ブニヤウイルス目のウイルスにはどんな種類がある!?
SFTSウイルスは、ブニヤウイルス目のフェヌイウイルス科(旧ブニヤウイルス科)・バンダウイルス属(旧フレボウイルス属)に属するウイルスです(厚生労働省のホームページを参考にしました)。
ブニヤウイルス目には12科(12種類)のウイルスが属しています。ブニヤウイルス目の中でも比較的よく知られている種類のウイルスを挙げてみました。
ブニヤウイルス目(分類・科) | 主なウイルス |
フェヌイウイルス科(旧ブニヤウイルス科) | 『フレボウイルス属』
・リフトバレーウイルス熱 『バンダウイルス属』 ・重症熱性血小板減少症候群ウイルス(SFTSウイルス) |
ハンタウイルス科 | ハンタウイルス |
ナイロウイルス科 | クリミア・コンゴ出血熱オルトナイロウイルス |
トスポウイルス科 | トマト黄化えそオルトトスポウイルス |
SFTSウイルスに似ているウイルスにはどんなものがある!?
【ハートランドウイルス】
2009年アメリカで発見された、SFTSウイルスと近縁の、マダニを媒介とするウイルス。中国のSFTSウイルスに似ているのが特徴ですが、同じウイルスではないとのこと。ハートランドウイルスという名前が付きました。
【新規オルソナイロウイルス】
2019年5月、北海道でマダニにかまれ、発熱と歩行困難を訴えて受診した男性患者から新しいウイルスが見つかったそうです。
SFTSウイルスに近い種類のウイルスで、新規オルソナイロウイルス(エゾウイルス)ということになっています。
新型ブニヤウイルスはマダニが原因・ウイルスの特徴と種類は!?|まとめ

今回は、新型ブニヤウイルスの特徴とブニヤウイルスの種類などを主に解説させていただきました。
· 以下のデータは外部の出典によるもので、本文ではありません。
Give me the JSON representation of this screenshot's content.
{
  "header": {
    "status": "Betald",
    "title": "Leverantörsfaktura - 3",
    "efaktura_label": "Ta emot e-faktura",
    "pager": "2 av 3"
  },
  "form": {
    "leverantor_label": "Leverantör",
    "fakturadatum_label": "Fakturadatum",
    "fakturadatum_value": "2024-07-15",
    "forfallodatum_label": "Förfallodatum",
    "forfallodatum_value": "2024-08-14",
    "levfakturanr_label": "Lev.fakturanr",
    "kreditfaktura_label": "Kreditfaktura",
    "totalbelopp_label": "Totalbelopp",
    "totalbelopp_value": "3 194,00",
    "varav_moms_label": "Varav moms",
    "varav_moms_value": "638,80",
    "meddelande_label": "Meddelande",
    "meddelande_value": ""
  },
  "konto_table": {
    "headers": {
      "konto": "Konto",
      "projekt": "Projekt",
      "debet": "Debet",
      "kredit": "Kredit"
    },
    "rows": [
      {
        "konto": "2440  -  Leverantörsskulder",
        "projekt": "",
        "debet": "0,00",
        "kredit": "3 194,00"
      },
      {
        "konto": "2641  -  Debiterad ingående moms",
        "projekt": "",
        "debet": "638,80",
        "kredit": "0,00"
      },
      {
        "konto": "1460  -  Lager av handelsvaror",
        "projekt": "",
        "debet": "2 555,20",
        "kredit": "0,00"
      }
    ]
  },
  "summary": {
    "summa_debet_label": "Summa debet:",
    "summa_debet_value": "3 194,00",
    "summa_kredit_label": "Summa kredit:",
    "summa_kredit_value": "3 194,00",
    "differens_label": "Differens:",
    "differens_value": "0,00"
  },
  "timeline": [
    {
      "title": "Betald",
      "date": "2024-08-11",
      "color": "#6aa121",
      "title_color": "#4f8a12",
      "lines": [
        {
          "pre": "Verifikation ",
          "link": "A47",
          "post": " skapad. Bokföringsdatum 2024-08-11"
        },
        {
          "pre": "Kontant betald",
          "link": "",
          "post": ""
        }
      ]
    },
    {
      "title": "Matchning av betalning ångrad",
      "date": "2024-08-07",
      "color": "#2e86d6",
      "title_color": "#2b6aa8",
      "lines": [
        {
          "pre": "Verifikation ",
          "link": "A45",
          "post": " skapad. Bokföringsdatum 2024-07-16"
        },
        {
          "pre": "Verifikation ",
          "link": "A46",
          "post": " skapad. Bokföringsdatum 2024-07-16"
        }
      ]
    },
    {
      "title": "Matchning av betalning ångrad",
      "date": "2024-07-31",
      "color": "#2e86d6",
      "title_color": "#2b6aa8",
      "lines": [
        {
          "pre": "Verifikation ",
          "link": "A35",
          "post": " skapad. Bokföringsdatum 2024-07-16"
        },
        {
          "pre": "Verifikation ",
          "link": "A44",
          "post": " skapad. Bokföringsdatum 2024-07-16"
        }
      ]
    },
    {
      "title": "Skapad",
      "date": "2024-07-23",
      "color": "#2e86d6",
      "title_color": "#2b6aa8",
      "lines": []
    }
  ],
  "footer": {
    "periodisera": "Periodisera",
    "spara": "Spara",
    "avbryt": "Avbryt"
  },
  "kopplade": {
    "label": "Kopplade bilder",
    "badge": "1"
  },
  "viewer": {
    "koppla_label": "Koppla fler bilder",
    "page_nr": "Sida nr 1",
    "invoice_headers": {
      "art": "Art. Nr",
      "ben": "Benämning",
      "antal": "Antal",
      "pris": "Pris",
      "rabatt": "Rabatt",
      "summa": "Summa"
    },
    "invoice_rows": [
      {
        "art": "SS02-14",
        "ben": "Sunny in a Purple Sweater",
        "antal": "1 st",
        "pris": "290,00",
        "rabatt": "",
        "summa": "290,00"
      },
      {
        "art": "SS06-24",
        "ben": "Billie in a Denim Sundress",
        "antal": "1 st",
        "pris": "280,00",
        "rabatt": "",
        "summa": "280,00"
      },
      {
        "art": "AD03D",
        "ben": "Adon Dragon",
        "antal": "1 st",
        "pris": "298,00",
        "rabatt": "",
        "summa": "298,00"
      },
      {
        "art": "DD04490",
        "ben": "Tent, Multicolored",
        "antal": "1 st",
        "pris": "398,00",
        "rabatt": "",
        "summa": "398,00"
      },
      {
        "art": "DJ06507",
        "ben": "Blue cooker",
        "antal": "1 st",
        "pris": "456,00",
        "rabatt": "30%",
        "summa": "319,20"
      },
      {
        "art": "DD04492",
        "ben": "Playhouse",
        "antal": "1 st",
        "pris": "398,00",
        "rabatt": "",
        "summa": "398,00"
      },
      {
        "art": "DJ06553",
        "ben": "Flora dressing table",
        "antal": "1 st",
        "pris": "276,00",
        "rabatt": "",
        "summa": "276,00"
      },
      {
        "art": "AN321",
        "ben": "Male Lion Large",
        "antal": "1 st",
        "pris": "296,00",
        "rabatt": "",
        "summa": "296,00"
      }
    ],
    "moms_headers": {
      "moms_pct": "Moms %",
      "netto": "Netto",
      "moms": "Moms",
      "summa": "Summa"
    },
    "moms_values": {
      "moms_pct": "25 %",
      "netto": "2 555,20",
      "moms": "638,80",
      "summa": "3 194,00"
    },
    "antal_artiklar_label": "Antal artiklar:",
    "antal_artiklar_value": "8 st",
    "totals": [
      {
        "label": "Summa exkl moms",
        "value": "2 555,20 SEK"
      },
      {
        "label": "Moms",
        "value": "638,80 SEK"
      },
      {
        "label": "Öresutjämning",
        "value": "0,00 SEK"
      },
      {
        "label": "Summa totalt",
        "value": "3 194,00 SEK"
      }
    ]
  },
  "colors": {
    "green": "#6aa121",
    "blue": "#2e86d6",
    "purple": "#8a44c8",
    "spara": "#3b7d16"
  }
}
新型ブニヤウイルス感染症はマダニが原因で、重症熱性血小板減少症候群(SFTS)のことのようです。SFTSと似ているウイルス感染症もあります。
今回報道された新型ブニヤウイルスも、近い将来未知のウイルスだということになるのかもしれません。変異するかもしれませんし、知られていないだけですでに変異しているかもしれません。そう考えると大変不気味ですし、言いようのない恐怖を感じます。
SFTSウイルスの特徴を把握して、せめてマダニにかまれないようにしたいですね!